L'audiovisuel public va faire peau neuve. Présidence unique, suppression ou fusion de chaînes, réforme du CSA... Lundi 4 juin, la ministre de la Culture présentera les grandes lignes de la réforme de l'audiovisuel public, voulue par l'Élysée pour fin 2018. Les acteurs du secteur planchent depuis plusieurs mois sur ce chantier, copiloté par Matignon et la Culture. La réforme vise à répondre aux nouveaux usages (montée en puissance des programmes à la demande, de la SVoD, du numérique...) et à créer plus de synergies entre les groupes.

Elle devrait permettre de réaliser des économies, chiffrées à entre 250 et 500 millions d'euros d'ici à 2022, selon la presse, surtout à France Télévisions. Prévue dans un premier temps à Matignon, la présentation à la presse du « scénario d'anticipation » pour l'audiovisuel public aura finalement lieu au ministère de la Culture par Françoise Nyssen. Outre France TéléRadio France, France Médias Monde (France 24, RFI), l'INA, Arte et TV5 Monde mais aussi le Conseil supérieur de l'audiovisuel (CSA), qui pourrait se voir retirer son pouvoir de nomination des dirigeants, entrent dans le champ de cette réforme.

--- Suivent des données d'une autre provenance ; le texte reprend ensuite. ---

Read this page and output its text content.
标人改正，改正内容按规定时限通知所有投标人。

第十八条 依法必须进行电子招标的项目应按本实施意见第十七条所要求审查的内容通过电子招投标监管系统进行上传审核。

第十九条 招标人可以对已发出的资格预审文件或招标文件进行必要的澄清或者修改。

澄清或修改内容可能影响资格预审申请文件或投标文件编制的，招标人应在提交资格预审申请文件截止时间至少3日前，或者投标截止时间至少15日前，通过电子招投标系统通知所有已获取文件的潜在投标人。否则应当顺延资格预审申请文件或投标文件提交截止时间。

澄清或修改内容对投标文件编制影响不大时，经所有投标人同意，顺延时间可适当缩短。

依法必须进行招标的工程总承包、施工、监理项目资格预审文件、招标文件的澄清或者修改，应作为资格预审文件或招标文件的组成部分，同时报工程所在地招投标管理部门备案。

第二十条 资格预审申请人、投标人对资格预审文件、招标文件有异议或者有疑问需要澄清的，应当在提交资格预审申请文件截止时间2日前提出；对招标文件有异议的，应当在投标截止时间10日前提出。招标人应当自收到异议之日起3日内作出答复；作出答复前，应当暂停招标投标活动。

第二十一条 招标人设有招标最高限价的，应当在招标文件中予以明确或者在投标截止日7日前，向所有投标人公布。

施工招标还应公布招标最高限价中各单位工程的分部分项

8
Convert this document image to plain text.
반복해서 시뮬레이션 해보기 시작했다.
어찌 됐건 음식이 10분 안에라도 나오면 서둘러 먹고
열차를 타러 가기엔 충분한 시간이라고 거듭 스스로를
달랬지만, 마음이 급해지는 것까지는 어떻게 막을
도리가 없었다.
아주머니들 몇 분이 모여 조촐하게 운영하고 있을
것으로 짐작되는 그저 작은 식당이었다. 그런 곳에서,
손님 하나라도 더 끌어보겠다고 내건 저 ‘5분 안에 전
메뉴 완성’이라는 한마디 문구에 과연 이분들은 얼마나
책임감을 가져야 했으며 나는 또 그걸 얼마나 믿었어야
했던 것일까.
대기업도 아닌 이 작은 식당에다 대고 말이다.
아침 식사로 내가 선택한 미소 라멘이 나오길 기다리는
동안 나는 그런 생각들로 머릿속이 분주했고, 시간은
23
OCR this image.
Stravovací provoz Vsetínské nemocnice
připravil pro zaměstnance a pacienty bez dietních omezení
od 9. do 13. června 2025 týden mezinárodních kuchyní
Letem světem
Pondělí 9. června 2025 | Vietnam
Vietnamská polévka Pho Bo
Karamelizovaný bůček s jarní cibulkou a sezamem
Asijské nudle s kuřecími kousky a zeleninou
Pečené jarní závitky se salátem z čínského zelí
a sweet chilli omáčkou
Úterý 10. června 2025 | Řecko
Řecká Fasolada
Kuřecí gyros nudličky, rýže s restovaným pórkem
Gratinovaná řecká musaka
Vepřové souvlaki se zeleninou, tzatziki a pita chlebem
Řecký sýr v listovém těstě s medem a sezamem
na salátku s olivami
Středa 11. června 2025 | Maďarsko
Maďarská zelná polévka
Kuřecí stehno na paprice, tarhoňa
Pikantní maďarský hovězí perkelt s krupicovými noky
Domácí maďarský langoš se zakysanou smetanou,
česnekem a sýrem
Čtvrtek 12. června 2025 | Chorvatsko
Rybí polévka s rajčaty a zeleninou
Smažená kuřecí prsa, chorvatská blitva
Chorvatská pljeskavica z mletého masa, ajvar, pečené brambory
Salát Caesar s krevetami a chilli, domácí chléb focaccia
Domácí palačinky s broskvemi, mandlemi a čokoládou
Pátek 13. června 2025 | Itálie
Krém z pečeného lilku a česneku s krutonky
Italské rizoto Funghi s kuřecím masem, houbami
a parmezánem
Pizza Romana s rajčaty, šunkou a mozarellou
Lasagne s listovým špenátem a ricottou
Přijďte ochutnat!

Reconquérir le jeune public

Depuis le début de l'année, elle mobilise les services du ministère de la Culture, mais aussi de Matignon, des parlementaires, sans oublier des patrons et cadres des groupes concernés qui se sont réunis régulièrement pour mettre au point leurs propositions. Ils ont planché sur les cinq chantiers prioritaires identifiés par Françoise Nyssen : la reconquête du jeune public, les coopérations internationales, l'offre de proximité, une offre commune en ligne et des synergies de ressources.

Gabriel Attal, député LREM proche d'Emmanuel Macron et chargé du dossier à l'Assemblée, a plaidé cette semaine pour la création d'une holding de l'audiovisuel public, avec un directeur non exécutif chapeautant des directeurs exécutifs.